Noaria era mi amiga, alguien por quien habría muerto y matado, casi la única persona en quien podía confiar, pero me querían a mí y, si iba con ella, volverían a ejecutar a Mirhashe.

—Tengo que ir solo —susurré, aparté la mirada de sus ojos y caminé hacia la puerta—. No puedo ir con nadie más.

Noaria me adelantó y se interpuso en mi camino.

—¿Estás más loco de lo normal? No ves que es una trampa.

Permanecí en silencio varios segundos.

—Lo sé, voy a una ratonera, pero la matarán si vienes conmigo. —La miré a los ojos, casi implorando con la mirada—. Tengo que ir solo. Deja que vaya, por favor. —Cerró los ojos y negó con un ligero gesto de cabeza—. Te lo suplico. Si nuestra amistad representa tanto para ti como para mí, apártate y déjame irme.

Abrió los párpados y, aunque se mostró inflexible durante varios segundos, maldijo y se echó a un lado.

—Nhargot, no puedo dejarte solo. —La preocupación se adueñó de su rostro—. Esto es demasiado grande, incluso para ti.

Asentí con la cabeza, tenía razón. Por primera vez desde hacía bastante, algo me superaba por mucho.

—Es verdad, esto es demasiado para mí. —Di unos pasos hasta pararme en el pasillo fuera del departamento—. Por eso te llamé, porque te necesito. —Dirigí la mirada hacia las escaleras que descendían a la planta inferior—. Pero esto es muy grande incluso para los dos. Necesitamos refuerzos. —Hice una breve pausa—. Llama a Gharberl. Solo podemos contar con él. Dadme algo de tiempo y venid los dos a las fábricas viejas. —Bajé un poco la mirada y pensé en Mirhashe—. Solo puedo confiar en vosotros.

Noaria afirmó con un ligero gesto de cabeza.

—Hablaré con Gharberl e iremos a ayudarte a acabar con esos cerdos.

La miré de reojo, antes de caminar hacia las escaleras.

—Gracias —le dije—. Haré que liberen a Mirhashe y ganaré todo el tiempo que pueda. —Me detuve sin girarme y pensé en el inmenso poder del enfermo del antifaz—. Pero si fracaso, todo estará en vuestras manos. —Seguí caminando—. La ciudad depende de nosotros y no podemos permitir que caiga.

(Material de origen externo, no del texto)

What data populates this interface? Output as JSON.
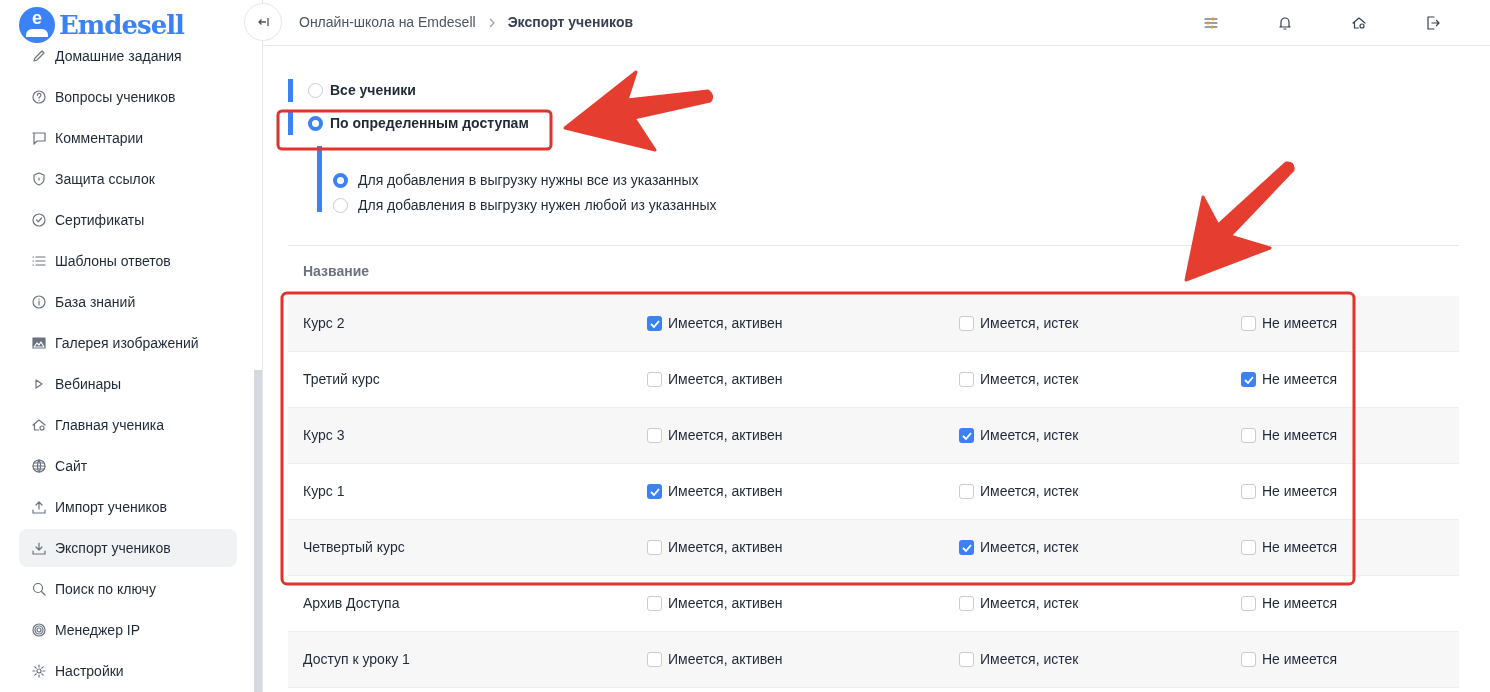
{
  "logo": {
    "mark": "e",
    "text": "Emdesell"
  },
  "sidebar": {
    "items": [
      {
        "label": "Домашние задания",
        "kind": "pencil",
        "selected": false
      },
      {
        "label": "Вопросы учеников",
        "kind": "question",
        "selected": false
      },
      {
        "label": "Комментарии",
        "kind": "comment",
        "selected": false
      },
      {
        "label": "Защита ссылок",
        "kind": "shield",
        "selected": false
      },
      {
        "label": "Сертификаты",
        "kind": "check-circle",
        "selected": false
      },
      {
        "label": "Шаблоны ответов",
        "kind": "list",
        "selected": false
      },
      {
        "label": "База знаний",
        "kind": "info",
        "selected": false
      },
      {
        "label": "Галерея изображений",
        "kind": "image",
        "selected": false
      },
      {
        "label": "Вебинары",
        "kind": "play",
        "selected": false
      },
      {
        "label": "Главная ученика",
        "kind": "home",
        "selected": false
      },
      {
        "label": "Сайт",
        "kind": "globe",
        "selected": false
      },
      {
        "label": "Импорт учеников",
        "kind": "upload",
        "selected": false
      },
      {
        "label": "Экспорт учеников",
        "kind": "download",
        "selected": true
      },
      {
        "label": "Поиск по ключу",
        "kind": "search",
        "selected": false
      },
      {
        "label": "Менеджер IP",
        "kind": "target",
        "selected": false
      },
      {
        "label": "Настройки",
        "kind": "gear",
        "selected": false
      }
    ]
  },
  "breadcrumb": [
    {
      "label": "Онлайн-школа на Emdesell",
      "current": false
    },
    {
      "label": "Экспорт учеников",
      "current": true
    }
  ],
  "header_icons": [
    {
      "kind": "sliders"
    },
    {
      "kind": "bell"
    },
    {
      "kind": "home"
    },
    {
      "kind": "logout"
    }
  ],
  "scope_options": [
    {
      "label": "Все ученики",
      "selected": false
    },
    {
      "label": "По определенным доступам",
      "selected": true
    }
  ],
  "match_options": [
    {
      "label": "Для добавления в выгрузку нужны все из указанных",
      "selected": true
    },
    {
      "label": "Для добавления в выгрузку нужен любой из указанных",
      "selected": false
    }
  ],
  "table": {
    "columns": [
      "Название"
    ],
    "rows": [
      {
        "name": "Курс 2",
        "options": [
          {
            "label": "Имеется, активен",
            "checked": true
          },
          {
            "label": "Имеется, истек",
            "checked": false
          },
          {
            "label": "Не имеется",
            "checked": false
          }
        ]
      },
      {
        "name": "Третий курс",
        "options": [
          {
            "label": "Имеется, активен",
            "checked": false
          },
          {
            "label": "Имеется, истек",
            "checked": false
          },
          {
            "label": "Не имеется",
            "checked": true
          }
        ]
      },
      {
        "name": "Курс 3",
        "options": [
          {
            "label": "Имеется, активен",
            "checked": false
          },
          {
            "label": "Имеется, истек",
            "checked": true
          },
          {
            "label": "Не имеется",
            "checked": false
          }
        ]
      },
      {
        "name": "Курс 1",
        "options": [
          {
            "label": "Имеется, активен",
            "checked": true
          },
          {
            "label": "Имеется, истек",
            "checked": false
          },
          {
            "label": "Не имеется",
            "checked": false
          }
        ]
      },
      {
        "name": "Четвертый курс",
        "options": [
          {
            "label": "Имеется, активен",
            "checked": false
          },
          {
            "label": "Имеется, истек",
            "checked": true
          },
          {
            "label": "Не имеется",
            "checked": false
          }
        ]
      },
      {
        "name": "Архив Доступа",
        "options": [
          {
            "label": "Имеется, активен",
            "checked": false
          },
          {
            "label": "Имеется, истек",
            "checked": false
          },
          {
            "label": "Не имеется",
            "checked": false
          }
        ]
      },
      {
        "name": "Доступ к уроку 1",
        "options": [
          {
            "label": "Имеется, активен",
            "checked": false
          },
          {
            "label": "Имеется, истек",
            "checked": false
          },
          {
            "label": "Не имеется",
            "checked": false
          }
        ]
      }
    ]
  }
}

Llegué a las escaleras y bajé los escalones preocupado por Mirhashe, sintiéndome un inútil al no haber sido capaz de prever que el enfermo del antifaz podía revivirla para ponerme contra las cuerdas. Cometí un gran error, uno que me volvía vulnerable y acababa con mi ventaja; les serví en bandeja a mis enemigos lo que tanto necesitaban: a mí mismo.

Salí a la calle, observé las nubes rojizas y lo rayos amarillos. Sabiendo que quizá era el último que fumaría, saqué un cigarro, lo mordí y lo encendí para degustar el analgésico veneno, para que el humo me sumiera en un ligero trance de camino hacia la guarida de los monstruos que retenían a la mujer que amaba.